Кровать повернула, проехала немного, задела за стену и въехала в маленькую палату с тремя кроватями. На койке у окна сидел человек в пижаме, висящей на нем, как на скелете, справа лежал человек, который непрерывно стонал и жаловался, на чистую белую постель слева положили Омульского. Тот, что сидел у окна, встал, снял со спинки кровати палку и, опираясь на нее, медленно сделал несколько шагов, с трудом переставляя ноги. Задержался около Омульского, долго молча его рассматривал, потом вышел в коридор. Омульский остался в комнате один на один с человеком, лежащим справа, которого не видел, но слышал. Болезнь, отнявшая у Омульского голос и обездвижившая его тело, скомпенсировала ему эти утраты и обострила зрение и слух, особенно слух. Его ухо стало до боли восприимчивым к каждому, даже самому тихому шороху и самому отдаленному звуку. И надо же было именно ему, Омульскому, угодить аккурат сюда, и теперь он — что за издевательство! — не мог не слышать потока слов, исходящих из уст умирающего. Это была одна нескончаемая жалоба и одно сплошное богохульство.
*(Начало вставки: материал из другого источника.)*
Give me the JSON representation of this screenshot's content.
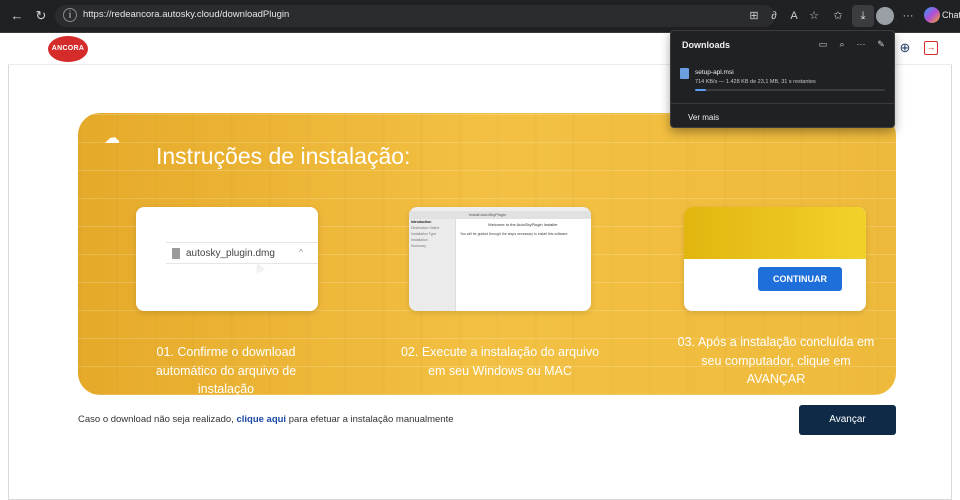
{
  "browser": {
    "url": "https://redeancora.autosky.cloud/downloadPlugin",
    "copilot_label": "Chat",
    "icons": [
      "back-icon",
      "refresh-icon",
      "site-info-icon",
      "apps-icon",
      "read-aloud-icon",
      "text-size-icon",
      "favorite-icon",
      "favorites-bar-icon",
      "downloads-icon",
      "profile-icon",
      "more-icon",
      "copilot-icon"
    ]
  },
  "downloads_panel": {
    "title": "Downloads",
    "file_name": "setup-apl.msi",
    "status": "714 KB/s — 1.428 KB de 23,1 MB, 31 s restantes",
    "progress": 0.06,
    "see_more": "Ver mais"
  },
  "header": {
    "logo_text": "ANCORA"
  },
  "banner": {
    "title": "Instruções de instalação:",
    "steps": [
      {
        "text": "01. Confirme o download automático do arquivo de instalação"
      },
      {
        "text": "02. Execute a instalação do arquivo em seu Windows ou MAC"
      },
      {
        "text": "03. Após a instalação concluída em seu computador, clique em AVANÇAR"
      }
    ],
    "card1": {
      "file_name": "autosky_plugin.dmg",
      "caret": "^"
    },
    "card2": {
      "window_title": "Install AutoSkyPlugin",
      "welcome": "Welcome to the AutoSkyPlugin Installer",
      "body": "You will be guided through the steps necessary to install this software.",
      "sidebar": [
        "Introduction",
        "Destination Select",
        "Installation Type",
        "Installation",
        "Summary"
      ]
    },
    "card3": {
      "button": "CONTINUAR"
    }
  },
  "footer": {
    "fallback_pre": "Caso o download não seja realizado, ",
    "fallback_link": "clique aqui",
    "fallback_post": " para efetuar a instalação manualmente",
    "next_button": "Avançar"
  }
}
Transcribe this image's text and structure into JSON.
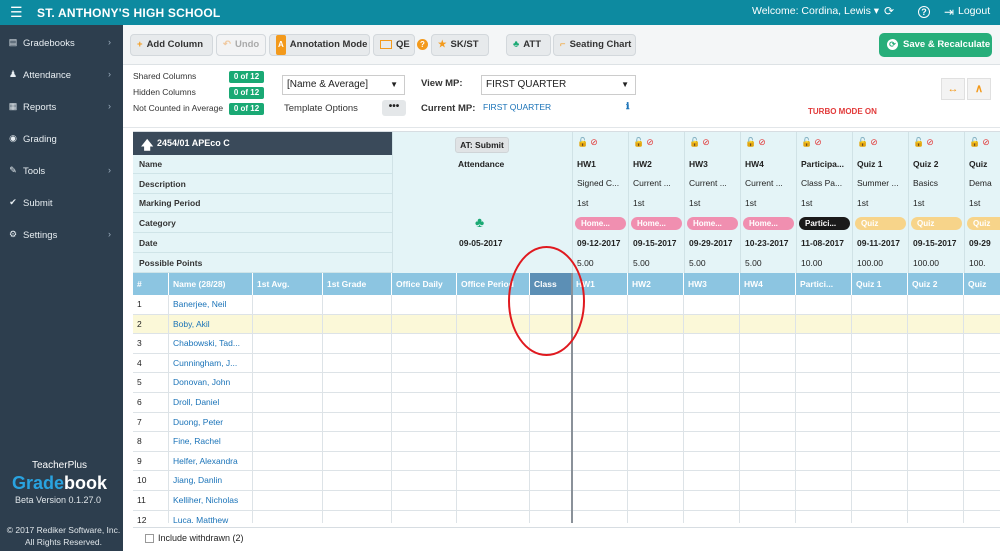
{
  "topbar": {
    "school": "ST. ANTHONY'S HIGH SCHOOL",
    "welcome": "Welcome: Cordina, Lewis",
    "logout": "Logout",
    "welcome_caret": "▾",
    "refresh_icon": "⟳",
    "help_icon": "?",
    "logout_icon": "⇥"
  },
  "sidebar": {
    "items": [
      {
        "label": "Gradebooks",
        "icon": "book-icon",
        "chevron": true
      },
      {
        "label": "Attendance",
        "icon": "users-icon",
        "chevron": true
      },
      {
        "label": "Reports",
        "icon": "report-icon",
        "chevron": true
      },
      {
        "label": "Grading",
        "icon": "grading-icon",
        "chevron": false
      },
      {
        "label": "Tools",
        "icon": "wrench-icon",
        "chevron": true
      },
      {
        "label": "Submit",
        "icon": "check-circle-icon",
        "chevron": false
      },
      {
        "label": "Settings",
        "icon": "gear-icon",
        "chevron": true
      }
    ],
    "brand_top": "TeacherPlus",
    "brand_a": "Grade",
    "brand_b": "book",
    "version": "Beta Version 0.1.27.0",
    "copyright_1": "© 2017 Rediker Software, Inc.",
    "copyright_2": "All Rights Reserved."
  },
  "toolbar": {
    "add_column": "Add Column",
    "undo": "Undo",
    "annotation_mode": "Annotation Mode",
    "qe": "QE",
    "sk_st": "SK/ST",
    "att": "ATT",
    "seating_chart": "Seating Chart",
    "save_recalculate": "Save & Recalculate"
  },
  "settings": {
    "shared_columns": "Shared Columns",
    "shared_badge": "0 of 12",
    "hidden_columns": "Hidden Columns",
    "hidden_badge": "0 of 12",
    "not_counted": "Not Counted in Average",
    "not_counted_badge": "0 of 12",
    "name_display": "[Name & Average]",
    "template_options": "Template Options",
    "template_dots": "•••",
    "view_mp_label": "View MP:",
    "view_mp_value": "FIRST QUARTER",
    "current_mp_label": "Current MP:",
    "current_mp_value": "FIRST QUARTER",
    "turbo_mode": "TURBO MODE ON"
  },
  "grid": {
    "class_name": "2454/01 APEco C",
    "labels": [
      "Name",
      "Description",
      "Marking Period",
      "Category",
      "Date",
      "Possible Points"
    ],
    "attendance": {
      "submit_label": "AT: Submit",
      "label": "Attendance",
      "date": "09-05-2017"
    },
    "assignments": [
      {
        "name": "HW1",
        "description": "Signed C...",
        "mp": "1st",
        "category": "Home...",
        "cat_color": "#f08fb0",
        "date": "09-12-2017",
        "points": "5.00"
      },
      {
        "name": "HW2",
        "description": "Current ...",
        "mp": "1st",
        "category": "Home...",
        "cat_color": "#f08fb0",
        "date": "09-15-2017",
        "points": "5.00"
      },
      {
        "name": "HW3",
        "description": "Current ...",
        "mp": "1st",
        "category": "Home...",
        "cat_color": "#f08fb0",
        "date": "09-29-2017",
        "points": "5.00"
      },
      {
        "name": "HW4",
        "description": "Current ...",
        "mp": "1st",
        "category": "Home...",
        "cat_color": "#f08fb0",
        "date": "10-23-2017",
        "points": "5.00"
      },
      {
        "name": "Participa...",
        "description": "Class Pa...",
        "mp": "1st",
        "category": "Partici...",
        "cat_color": "#1a1a1a",
        "date": "11-08-2017",
        "points": "10.00"
      },
      {
        "name": "Quiz 1",
        "description": "Summer ...",
        "mp": "1st",
        "category": "Quiz",
        "cat_color": "#f7d48a",
        "date": "09-11-2017",
        "points": "100.00"
      },
      {
        "name": "Quiz 2",
        "description": "Basics",
        "mp": "1st",
        "category": "Quiz",
        "cat_color": "#f7d48a",
        "date": "09-15-2017",
        "points": "100.00"
      },
      {
        "name": "Quiz",
        "description": "Dema",
        "mp": "1st",
        "category": "Quiz",
        "cat_color": "#f7d48a",
        "date": "09-29",
        "points": "100."
      }
    ],
    "header_columns": [
      "#",
      "Name (28/28)",
      "1st Avg.",
      "1st Grade",
      "Office Daily",
      "Office Period",
      "Class",
      "HW1",
      "HW2",
      "HW3",
      "HW4",
      "Partici...",
      "Quiz 1",
      "Quiz 2",
      "Quiz"
    ],
    "students": [
      {
        "num": "1",
        "name": "Banerjee, Neil"
      },
      {
        "num": "2",
        "name": "Boby, Akil"
      },
      {
        "num": "3",
        "name": "Chabowski, Tad..."
      },
      {
        "num": "4",
        "name": "Cunningham, J..."
      },
      {
        "num": "5",
        "name": "Donovan, John"
      },
      {
        "num": "6",
        "name": "Droll, Daniel"
      },
      {
        "num": "7",
        "name": "Duong, Peter"
      },
      {
        "num": "8",
        "name": "Fine, Rachel"
      },
      {
        "num": "9",
        "name": "Helfer, Alexandra"
      },
      {
        "num": "10",
        "name": "Jiang, Danlin"
      },
      {
        "num": "11",
        "name": "Kelliher, Nicholas"
      },
      {
        "num": "12",
        "name": "Luca, Matthew"
      }
    ],
    "selected_row": 1,
    "include_withdrawn": "Include withdrawn (2)"
  }
}
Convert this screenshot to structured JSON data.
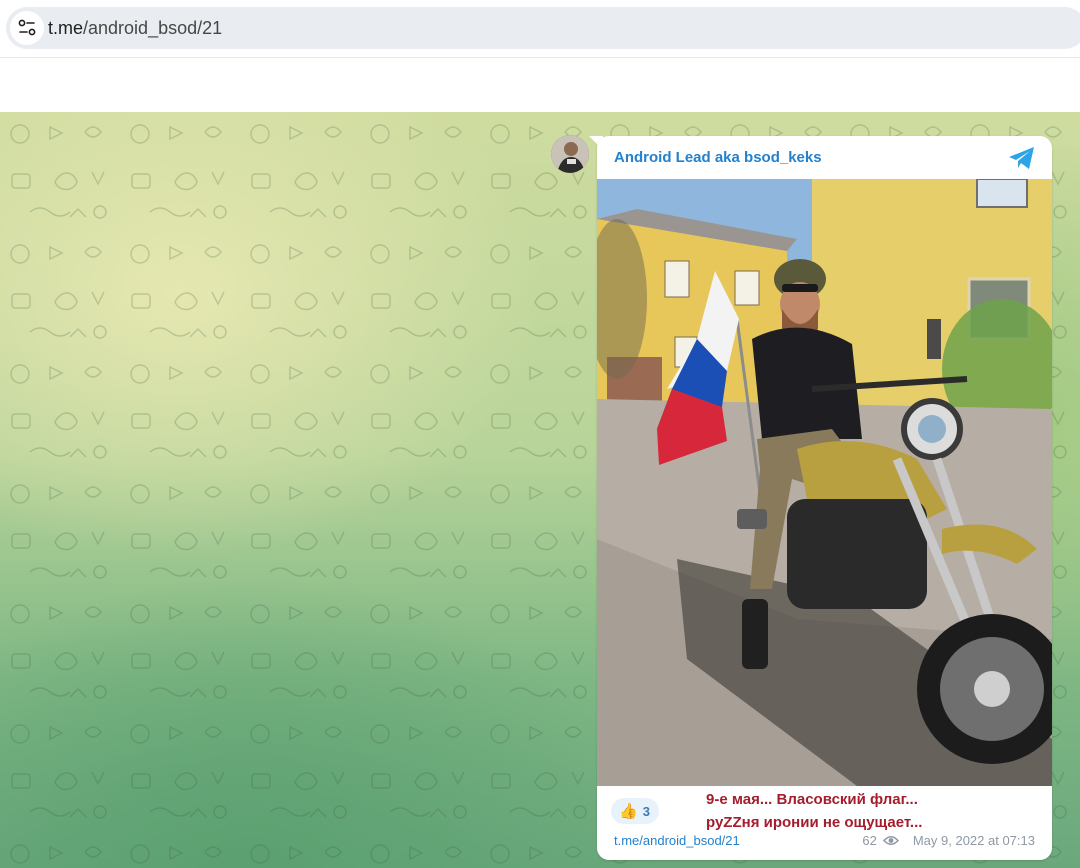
{
  "browser": {
    "url_host": "t.me",
    "url_path": "/android_bsod/21"
  },
  "message": {
    "channel_name": "Android Lead aka bsod_keks",
    "caption_line1": "9-е мая... Власовский флаг...",
    "caption_line2": "руZZня иронии не ощущает...",
    "reaction_emoji": "👍",
    "reaction_count": "3",
    "post_link": "t.me/android_bsod/21",
    "views": "62",
    "date": "May 9, 2022 at 07:13"
  },
  "colors": {
    "accent": "#2481cc",
    "caption": "#a51d2d"
  }
}
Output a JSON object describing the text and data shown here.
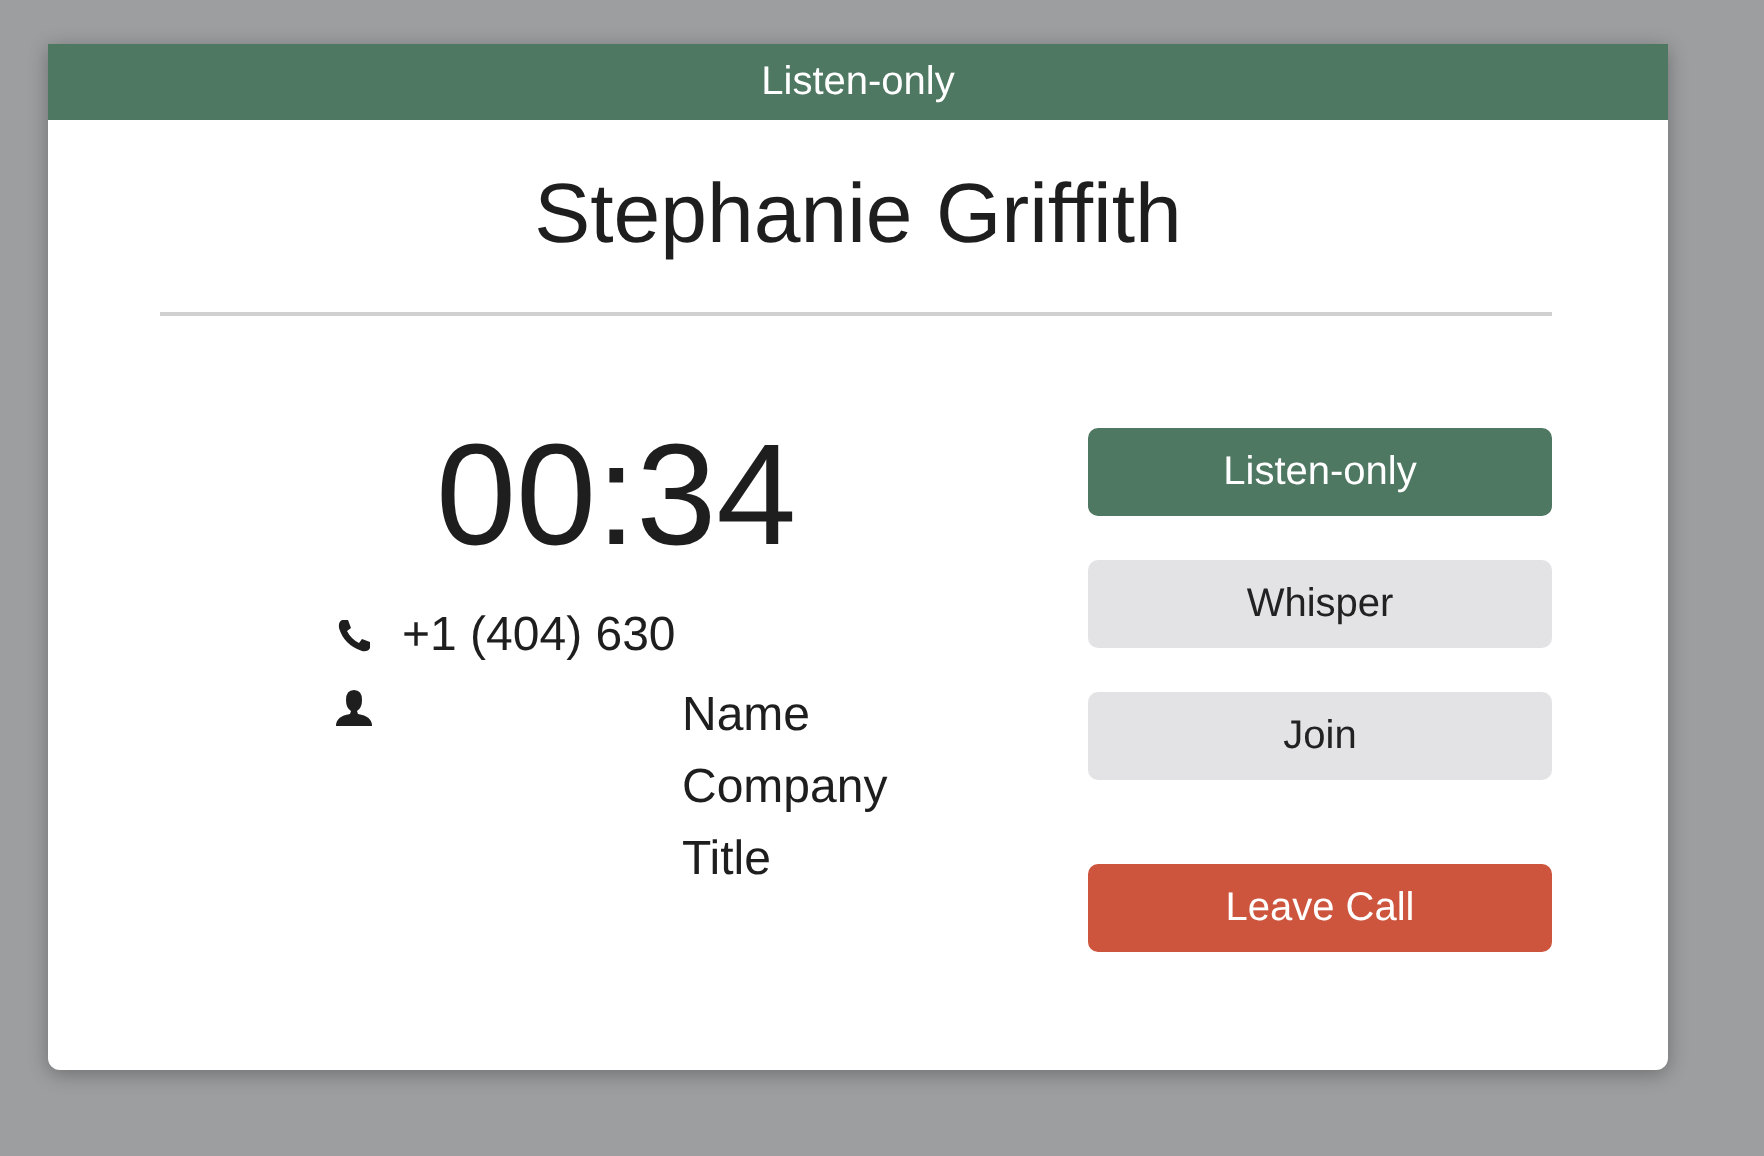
{
  "header": {
    "title": "Listen-only"
  },
  "contact_name": "Stephanie Griffith",
  "timer": "00:34",
  "phone": "+1 (404) 630",
  "person_fields": [
    "Name",
    "Company",
    "Title"
  ],
  "modes": [
    {
      "label": "Listen-only",
      "selected": true
    },
    {
      "label": "Whisper",
      "selected": false
    },
    {
      "label": "Join",
      "selected": false
    }
  ],
  "leave_button": {
    "label": "Leave Call"
  }
}
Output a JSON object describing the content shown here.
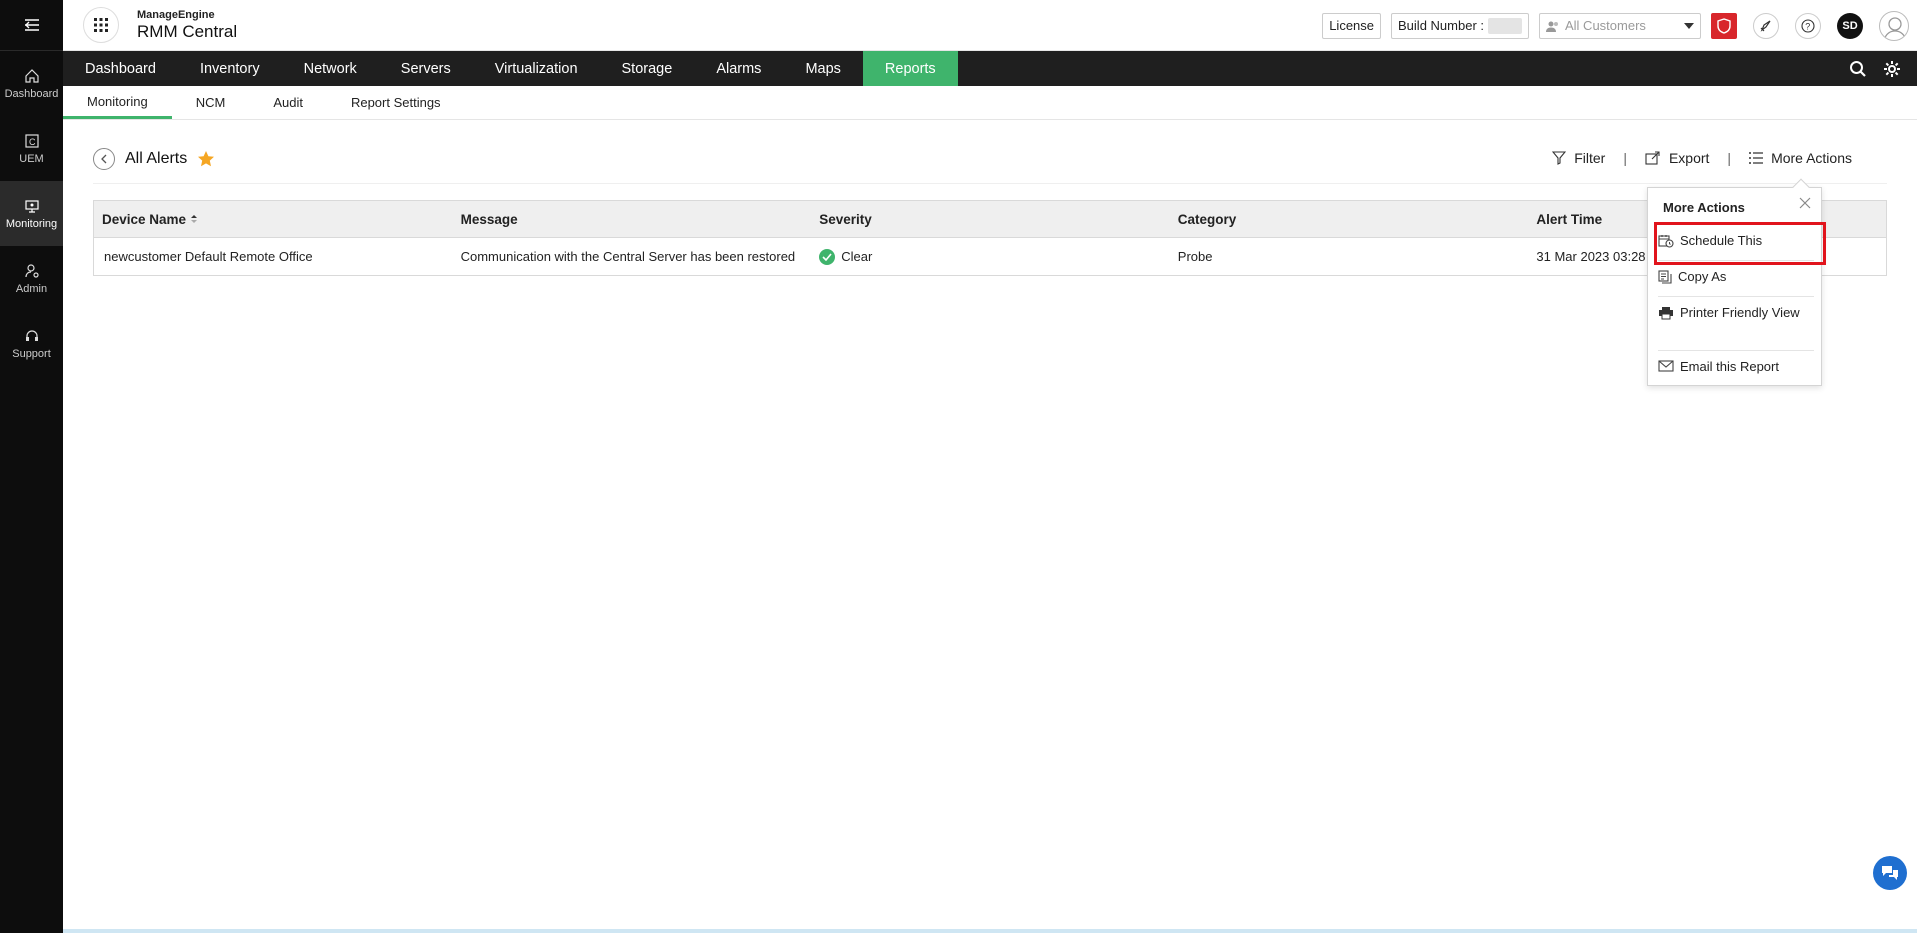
{
  "colors": {
    "accent": "#3fb46c",
    "rail_bg": "#0d0d0d",
    "nav_bg": "#1f1f1f",
    "highlight": "#e1141c",
    "shield": "#d8262b"
  },
  "left_rail": {
    "items": [
      {
        "label": "Dashboard",
        "icon": "home-icon"
      },
      {
        "label": "UEM",
        "icon": "uem-icon"
      },
      {
        "label": "Monitoring",
        "icon": "monitoring-icon"
      },
      {
        "label": "Admin",
        "icon": "admin-icon"
      },
      {
        "label": "Support",
        "icon": "headset-icon"
      }
    ]
  },
  "brand": {
    "top": "ManageEngine",
    "main": "RMM Central"
  },
  "topbar": {
    "license_label": "License",
    "build_label": "Build Number : ",
    "customer_placeholder": "All Customers",
    "user_initials": "SD"
  },
  "main_nav": [
    "Dashboard",
    "Inventory",
    "Network",
    "Servers",
    "Virtualization",
    "Storage",
    "Alarms",
    "Maps",
    "Reports"
  ],
  "main_nav_active": "Reports",
  "sub_nav": [
    "Monitoring",
    "NCM",
    "Audit",
    "Report Settings"
  ],
  "sub_nav_active": "Monitoring",
  "page": {
    "title": "All Alerts",
    "actions": {
      "filter": "Filter",
      "export": "Export",
      "more": "More Actions"
    }
  },
  "table": {
    "headers": [
      "Device Name",
      "Message",
      "Severity",
      "Category",
      "Alert Time"
    ],
    "rows": [
      {
        "device": "newcustomer Default Remote Office",
        "message": "Communication with the Central Server has been restored",
        "severity": "Clear",
        "category": "Probe",
        "alert_time": "31 Mar 2023 03:28"
      }
    ]
  },
  "popup": {
    "title": "More Actions",
    "items": [
      "Schedule This",
      "Copy As",
      "Printer Friendly View",
      "Email this Report"
    ]
  }
}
— Ах, лучше б мне вообще не родиться, лучше б вообще не было того дня, когда я родился, лучше бы этот день обратился в ночь и его бы не было, не будь его, не было бы и меня, не будь меня, не пришлось бы мне пережить то, что я пережил, и ни видеть, ни слышать того, что я видел и слышал, ведь не будь меня, не было бы у меня ни жены, ни детей. Если б я не родился, давно уже был бы там, куда только теперь должен идти, и зачем мне понадобилось жить, затем, чтобы смотреть на смерть моей жены Сары, моих деток Моисея, Евы и Рут, а не будь меня, то и их бы не было, и не пришлось бы мне сейчас их оплакивать и умирать самому, ведь если б я не родился, то и не умер бы. А теперь я умираю, и они еще раз умирают вместе со мной, и умирает всё, умирают мои слезы, моя скорбь, мое отчаяние, что они умерли, и всё это умирает еще раз. Лучше б я не родился, лучше б не было того дня, лучше б день тот обратился в ночь, а та ночь — еще в одну ночь, и еще одну, и меня бы не было, не пришлось бы мне ходить, учиться, петь, любить мою жену и детей, и пережить всё, и видеть, и слышать всё. Если б я не родился, то был бы там, куда иду, но не пришлось бы мне перед тем умирать, мучиться, плакать, если бы я не родился, я и не пережил бы ничего и не надо было бы помнить того, что я пережил. И сейчас не пришлось бы мучиться и плакать, и думать, что, когда я умру, никто не вспомнит ни обо мне, ни о моей жене, ни о моих детках…
Омульский вынужден был это слушать, поскольку был бездвижен и бессилен, как будто его связали веревками. Поток причитаний не иссякал, порой они затихали и превращались в монотонный стон, а потом усиливались почти до крика. Постоянно повторялись одни и те же слова, меняясь только местами в предложениях, как в бреду человека, который ничего не осознает или повредился рассудком. Тощий, с палкой, подойдя к двери, ведущей в коридор, говорил кому-то:
— Пан доцент сегодня здесь?
— Здесь, в десять будет обход.
— Вкололи бы этому старому еврею укол какой или еще что, чтобы заснул спокойно.
— И не стыдно вам?
— Он глухой, не слышит. Я так говорю, потому что больно уж он убивается, свихнуться можно, так страшно слушать.